24/08/2020, Perpignan, France, Cérémonie monument aux morts Louis Aliot © Arnaud Le Vu / MiP

Article mis à jour le 28 août 2022 à 17:58

Quand une opposante du Nouveau Parti Anticapitaliste se veut critique vis-à-vis du voyage de Louis Aliot en Pologne – un déplacement largement repris médiatiquement dans le cadre de la campagne présidentielle – est-ce le maire de Perpignan ou le numéro 4 du Rassemblement National qui est ciblé ? Selon la délibération 16.01 du prochain conseil municipal, il semblerait que Louis Aliot et ses conseils considèrent que c’est le premier magistrat qui est diffamé, justifiant ainsi l’emploi des deniers publics. Pourtant, à la lecture des propos de Madame Boucher rapportés dans le journal l’Indépendant du 5 mars, les avis des juristes divergent. Une rupture avec ses deux prédécesseurs qui n’ont jamais attaqué en justice des propos tenus dans la presse ; et surtout un avertissement à qui veut bien l’entendre.

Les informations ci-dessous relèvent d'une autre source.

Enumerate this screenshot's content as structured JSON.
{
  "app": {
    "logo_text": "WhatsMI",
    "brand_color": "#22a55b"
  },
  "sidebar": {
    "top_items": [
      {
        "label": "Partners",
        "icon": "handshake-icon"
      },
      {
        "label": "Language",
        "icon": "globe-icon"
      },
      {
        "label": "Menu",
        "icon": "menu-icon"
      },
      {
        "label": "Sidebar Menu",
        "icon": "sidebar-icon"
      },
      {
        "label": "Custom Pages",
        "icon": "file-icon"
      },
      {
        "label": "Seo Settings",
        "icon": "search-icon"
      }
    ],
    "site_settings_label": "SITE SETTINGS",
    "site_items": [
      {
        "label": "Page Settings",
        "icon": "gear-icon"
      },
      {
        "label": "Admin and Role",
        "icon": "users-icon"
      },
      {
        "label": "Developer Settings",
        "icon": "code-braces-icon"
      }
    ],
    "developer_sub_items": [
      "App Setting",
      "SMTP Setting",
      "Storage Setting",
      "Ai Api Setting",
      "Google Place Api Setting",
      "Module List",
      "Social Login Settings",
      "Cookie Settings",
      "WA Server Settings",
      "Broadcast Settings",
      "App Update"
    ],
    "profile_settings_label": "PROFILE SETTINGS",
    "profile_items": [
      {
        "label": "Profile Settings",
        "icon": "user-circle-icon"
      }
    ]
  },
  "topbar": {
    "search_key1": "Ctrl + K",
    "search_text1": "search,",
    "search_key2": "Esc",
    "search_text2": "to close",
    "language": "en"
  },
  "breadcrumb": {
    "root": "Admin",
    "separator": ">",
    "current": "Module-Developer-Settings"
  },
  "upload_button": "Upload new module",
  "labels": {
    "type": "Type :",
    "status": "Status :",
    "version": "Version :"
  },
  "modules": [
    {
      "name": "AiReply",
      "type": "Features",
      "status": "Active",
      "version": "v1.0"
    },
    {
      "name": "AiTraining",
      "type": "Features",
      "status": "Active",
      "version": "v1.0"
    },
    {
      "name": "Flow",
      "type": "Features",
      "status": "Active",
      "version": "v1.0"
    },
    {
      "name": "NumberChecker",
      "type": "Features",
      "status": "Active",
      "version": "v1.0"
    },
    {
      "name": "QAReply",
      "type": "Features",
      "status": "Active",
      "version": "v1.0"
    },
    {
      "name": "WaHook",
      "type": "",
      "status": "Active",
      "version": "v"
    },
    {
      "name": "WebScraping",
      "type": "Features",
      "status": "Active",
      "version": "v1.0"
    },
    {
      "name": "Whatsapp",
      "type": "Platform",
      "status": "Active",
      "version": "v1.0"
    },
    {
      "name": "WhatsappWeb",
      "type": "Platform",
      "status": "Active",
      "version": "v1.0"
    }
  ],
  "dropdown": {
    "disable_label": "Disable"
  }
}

♦ Le Cour de Cassation dit que les deniers publics ne peuvent servir à régler les frais de justice du maire quand il est diffamé en tant que personne

Questionné sur le sujet, un avocat spécialisé nous précise que les propos tenus ne répondent pas à la définition faite par la Cour de Cassation dans son arrêt du 15 décembre 2015. Dans une affaire similaire, la Cour avait considéré que « le fait imputé ne constituait ni un acte, ni un abus de la fonction du maire, et se trouvait dépourvu de tout lien avec ladite fonction » et que, par conséquent, « la diffamation ne concernant que le particulier », le délit de diffamation publique envers un citoyen chargé d’un service ou d’un mandat public n’était pas constitué en l’espèce ». Selon l’avocat, si Louis Aliot, membre du Rassemblement National et porte-parole de Marine Le Pen, s’estime diffamé, sa plainte doit être financée sur ses fonds propres.

♦ Pourquoi une plainte contre une opposante, mais pas contre le journal qui a rapporté ces propos ?

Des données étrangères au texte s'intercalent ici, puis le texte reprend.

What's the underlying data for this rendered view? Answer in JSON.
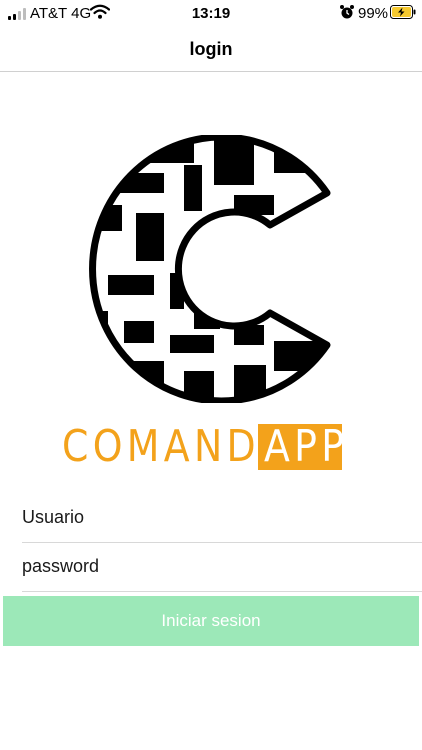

Selon le même juriste spécialisé, il faut apporter la preuve que les propos ont bien été tenus. Un cas similaire fait jurisprudence dans les Pyrénées-Orientales. En 2012, le juge avait alors débouté la mairie de La Cabanasse du fait de l’absence de plainte solidaire à l’encontre du journal. Même cas de figure à Perpignan. La délibération qui sera débattue en conseil municipal ce 24 mars cite le journal l’Indépendant, mais en rappelant que la plainte se fera à l’encontre de celle qui aurait tenu ces propos.

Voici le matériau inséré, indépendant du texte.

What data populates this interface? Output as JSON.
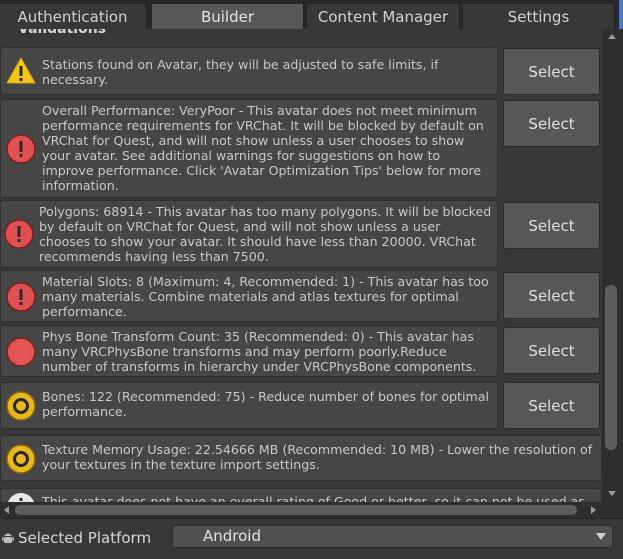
{
  "tabs": [
    {
      "label": "Authentication",
      "active": false
    },
    {
      "label": "Builder",
      "active": true
    },
    {
      "label": "Content Manager",
      "active": false
    },
    {
      "label": "Settings",
      "active": false
    }
  ],
  "section": {
    "title": "Validations"
  },
  "validations": [
    {
      "icon": "warning-icon",
      "text": "Stations found on Avatar, they will be adjusted to safe limits, if\nnecessary.",
      "button": "Select"
    },
    {
      "icon": "error-icon",
      "text": "Overall Performance: VeryPoor - This avatar does not meet minimum\nperformance requirements for VRChat. It will be blocked by default on\nVRChat for Quest, and will not show unless a user chooses to show\nyour avatar. See additional warnings for suggestions on how to\nimprove performance. Click 'Avatar Optimization Tips' below for more\ninformation.",
      "button": "Select"
    },
    {
      "icon": "error-icon",
      "text": "Polygons: 68914 - This avatar has too many polygons. It will be blocked\nby default on VRChat for Quest, and will not show unless a user\nchooses to show your avatar. It should have less than 20000. VRChat\nrecommends having less than 7500.",
      "button": "Select"
    },
    {
      "icon": "error-icon",
      "text": "Material Slots: 8 (Maximum: 4, Recommended: 1) - This avatar has too\nmany materials. Combine materials and atlas textures for optimal\nperformance.",
      "button": "Select"
    },
    {
      "icon": "error-dot-icon",
      "text": "Phys Bone Transform Count: 35 (Recommended: 0) - This avatar has\nmany VRCPhysBone transforms and may perform poorly.Reduce\nnumber of transforms in hierarchy under VRCPhysBone components.",
      "button": "Select"
    },
    {
      "icon": "medium-rating-icon",
      "text": "Bones: 122 (Recommended: 75) - Reduce number of bones for optimal\nperformance.",
      "button": "Select"
    },
    {
      "icon": "medium-rating-icon",
      "text": "Texture Memory Usage: 22.54666 MB (Recommended: 10 MB) - Lower the resolution of\nyour textures in the texture import settings."
    },
    {
      "icon": "info-icon",
      "text": "This avatar does not have an overall rating of Good or better, so it can not be used as"
    }
  ],
  "platform": {
    "label": "Selected Platform",
    "value": "Android"
  },
  "colors": {
    "error": "#e05050",
    "warning": "#f5c518",
    "medium": "#e8b720",
    "accent": "#4a78c8"
  }
}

En matière de diffamation, pour des propos tenus dans la presse, il faut citer à comparaître solidairement le journal, le ou la journaliste et la personne qui aurait rapporté les propos. Dans ce cas précis, l’Indépendant et sa journaliste. La raison invoquée par le législateur à cette citation conjointe est que le juge doit pouvoir apprécier que le média et son journaliste aient bien retranscrit les propos supposés tenus.